29 maja 2021, 17:40
Taki dzień.
Mam tysiąc myśli w głowie dziś. Rozbiegane, które ciężko ogarnąć. Jakiś wewnętrzny niepokój. Dziś nie jestem dobrą rozmówczynią, błądzę, mylę się, nie mogę się skupić. Wymyślam powody dlaczego tak jest, czemu jestem niespokojna. Ale tak naprawdę to wiem gdzie tkwi problem. Nie chodzi o pracę, o pieniądze, o niezrealizowane marzenia. To wszystko jest ważne, ale najważniejszy jest stan ducha. A mój błądzi. Dziś ewidentnie źle się czuje. Wczoraj planuje z jednym wyjazdy, dziś umawiam się z drugim na spotkanie. Mam dla siebie pogardę. Okropną. I staram się ją przykryć innymi rzeczami. Żyje w dwóch światach, w żadnym na 100%. Planuje wyjazd, ale muszę pamiętać, że tu i tu coś komuś obiecuję, daję swoje słowo. A cóż jest warte moje słowo? Niewiele, marne jest. Nie potrafię się skupić na jednej osobie na jednym życiu. To jest ciężkie pogodzić to wszystko. Paradoks pyta czy wszystko ok. Cóż mogę powiedzieć, nigdy nie będzie ok. On wyczuwa moje rozterki. Moje samopoczucie zaraz się mu udziela. A ja nie chcę go martwić. Pyta się czasem czy tu zaglądam, czy coś napiszę, czy czytam książkę od niego, czy obejrzałam film/ serial przez niego polecony, czy idę na spacer, albo że mogę jeśli chce iść na kurs, uczyć się, pracować i wszystko ogarnąć. Tylko że ja tego wszystkego nie jestem w stanie zrobić. Bo gdy odkładam telefon mam rzeczy codzienne do ogarnięcia. Zawsze coś. A to ktoś coś chce, pomagam. Poświęcam się jednej stronie wtedy bardziej, a drugą zaniedbuję. Muszę odsunąć na dalszy coś, co sprawiłoby przyjemność Paradoksowi a zająć się tym co mnie otacza aktualnie. I chyba tu jest problem. Czasem to mocniej się odzywa, to poczucie, że jestem dwulicowa. Maskę znów zakładam. Nikogo nigdy nie chciałam krzywdzić. Nikt na to nie zasłużył. I stąd te moje wahania nastrojów. Dodatkowo dobijam się innymi rzeczami, żeby tak na maxa się upodlić.
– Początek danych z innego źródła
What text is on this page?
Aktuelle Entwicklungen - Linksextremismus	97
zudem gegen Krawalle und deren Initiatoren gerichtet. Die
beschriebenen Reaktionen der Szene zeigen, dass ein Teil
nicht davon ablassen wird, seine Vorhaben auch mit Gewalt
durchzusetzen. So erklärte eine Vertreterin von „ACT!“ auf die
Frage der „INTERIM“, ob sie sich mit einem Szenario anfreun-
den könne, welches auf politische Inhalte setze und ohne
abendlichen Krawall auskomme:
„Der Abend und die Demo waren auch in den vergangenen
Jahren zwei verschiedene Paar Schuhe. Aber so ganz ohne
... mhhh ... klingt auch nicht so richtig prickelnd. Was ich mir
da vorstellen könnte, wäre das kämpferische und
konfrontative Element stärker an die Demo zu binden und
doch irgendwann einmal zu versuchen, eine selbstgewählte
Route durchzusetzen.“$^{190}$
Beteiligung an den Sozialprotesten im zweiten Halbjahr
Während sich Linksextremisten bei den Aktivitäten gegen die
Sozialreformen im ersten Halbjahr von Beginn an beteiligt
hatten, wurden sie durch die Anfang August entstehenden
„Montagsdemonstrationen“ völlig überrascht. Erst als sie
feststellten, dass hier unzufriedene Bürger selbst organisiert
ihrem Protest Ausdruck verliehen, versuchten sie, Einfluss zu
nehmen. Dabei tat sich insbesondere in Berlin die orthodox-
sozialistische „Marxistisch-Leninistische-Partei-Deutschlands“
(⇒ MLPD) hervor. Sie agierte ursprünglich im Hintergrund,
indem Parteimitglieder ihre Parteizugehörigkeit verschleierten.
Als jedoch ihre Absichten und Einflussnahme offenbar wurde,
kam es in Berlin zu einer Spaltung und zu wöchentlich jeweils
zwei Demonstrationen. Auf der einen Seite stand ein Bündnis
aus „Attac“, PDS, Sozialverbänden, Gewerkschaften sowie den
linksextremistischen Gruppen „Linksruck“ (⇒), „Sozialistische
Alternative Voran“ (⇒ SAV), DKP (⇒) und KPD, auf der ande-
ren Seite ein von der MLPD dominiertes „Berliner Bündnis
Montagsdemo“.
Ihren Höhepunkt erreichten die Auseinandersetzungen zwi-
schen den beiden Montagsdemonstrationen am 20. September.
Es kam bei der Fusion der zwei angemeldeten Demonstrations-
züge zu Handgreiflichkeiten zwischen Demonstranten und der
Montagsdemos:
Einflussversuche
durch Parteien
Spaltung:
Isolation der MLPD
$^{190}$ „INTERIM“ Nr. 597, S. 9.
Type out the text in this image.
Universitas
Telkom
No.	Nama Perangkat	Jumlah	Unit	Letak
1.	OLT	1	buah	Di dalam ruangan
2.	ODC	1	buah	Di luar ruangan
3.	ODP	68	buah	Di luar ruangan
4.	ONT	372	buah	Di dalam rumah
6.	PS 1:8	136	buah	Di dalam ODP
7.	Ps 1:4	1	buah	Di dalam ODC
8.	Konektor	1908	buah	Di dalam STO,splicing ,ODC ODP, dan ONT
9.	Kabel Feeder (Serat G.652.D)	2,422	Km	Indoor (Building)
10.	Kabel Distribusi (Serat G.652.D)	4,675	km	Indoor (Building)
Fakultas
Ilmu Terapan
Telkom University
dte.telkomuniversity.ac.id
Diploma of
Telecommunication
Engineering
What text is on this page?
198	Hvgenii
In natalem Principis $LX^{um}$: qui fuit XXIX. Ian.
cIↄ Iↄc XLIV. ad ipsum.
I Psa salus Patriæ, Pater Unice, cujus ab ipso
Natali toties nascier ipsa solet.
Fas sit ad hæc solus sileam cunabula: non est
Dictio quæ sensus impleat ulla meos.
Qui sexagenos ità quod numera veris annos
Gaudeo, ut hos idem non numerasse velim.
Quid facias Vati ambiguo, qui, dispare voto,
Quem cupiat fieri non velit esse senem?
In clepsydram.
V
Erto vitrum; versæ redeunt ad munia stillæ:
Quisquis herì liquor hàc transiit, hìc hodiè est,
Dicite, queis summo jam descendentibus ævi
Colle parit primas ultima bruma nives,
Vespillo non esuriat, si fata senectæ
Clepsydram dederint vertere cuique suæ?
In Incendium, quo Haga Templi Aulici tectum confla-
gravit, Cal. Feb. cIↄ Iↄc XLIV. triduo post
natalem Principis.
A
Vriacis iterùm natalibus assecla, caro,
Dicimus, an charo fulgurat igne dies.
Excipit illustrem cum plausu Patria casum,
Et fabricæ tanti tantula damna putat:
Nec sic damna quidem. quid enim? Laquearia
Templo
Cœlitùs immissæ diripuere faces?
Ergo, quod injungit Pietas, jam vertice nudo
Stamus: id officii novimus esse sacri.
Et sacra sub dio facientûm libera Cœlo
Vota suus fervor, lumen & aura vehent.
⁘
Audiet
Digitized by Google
Paradoksie wiem że jesteś, że wspierasz, że chcesz pomóc, wysłuchać, doradzić, przytulić.
Czasem jednak muszę sama sobie wszystko poukładać. Przemyśleć. Nabrać dystansu, ochłodzenia umysłu. Bo jak nie myślę to nie czuję. Pamiętasz? Zresztą taki dzień jak dziś nie jest naszym pierwszym i pewnie nie ostatnim. I dobrze wiesz, że to jest moja wewnętrzna bitwa, którą muszę stoczyć sama. Nie jest łatwo. Ale łatwo mnie nie satysfakcjonuje.
Przemyśle, poukładam i wrócę. Dobrze, że trzymasz za rękę.
Dziękuję.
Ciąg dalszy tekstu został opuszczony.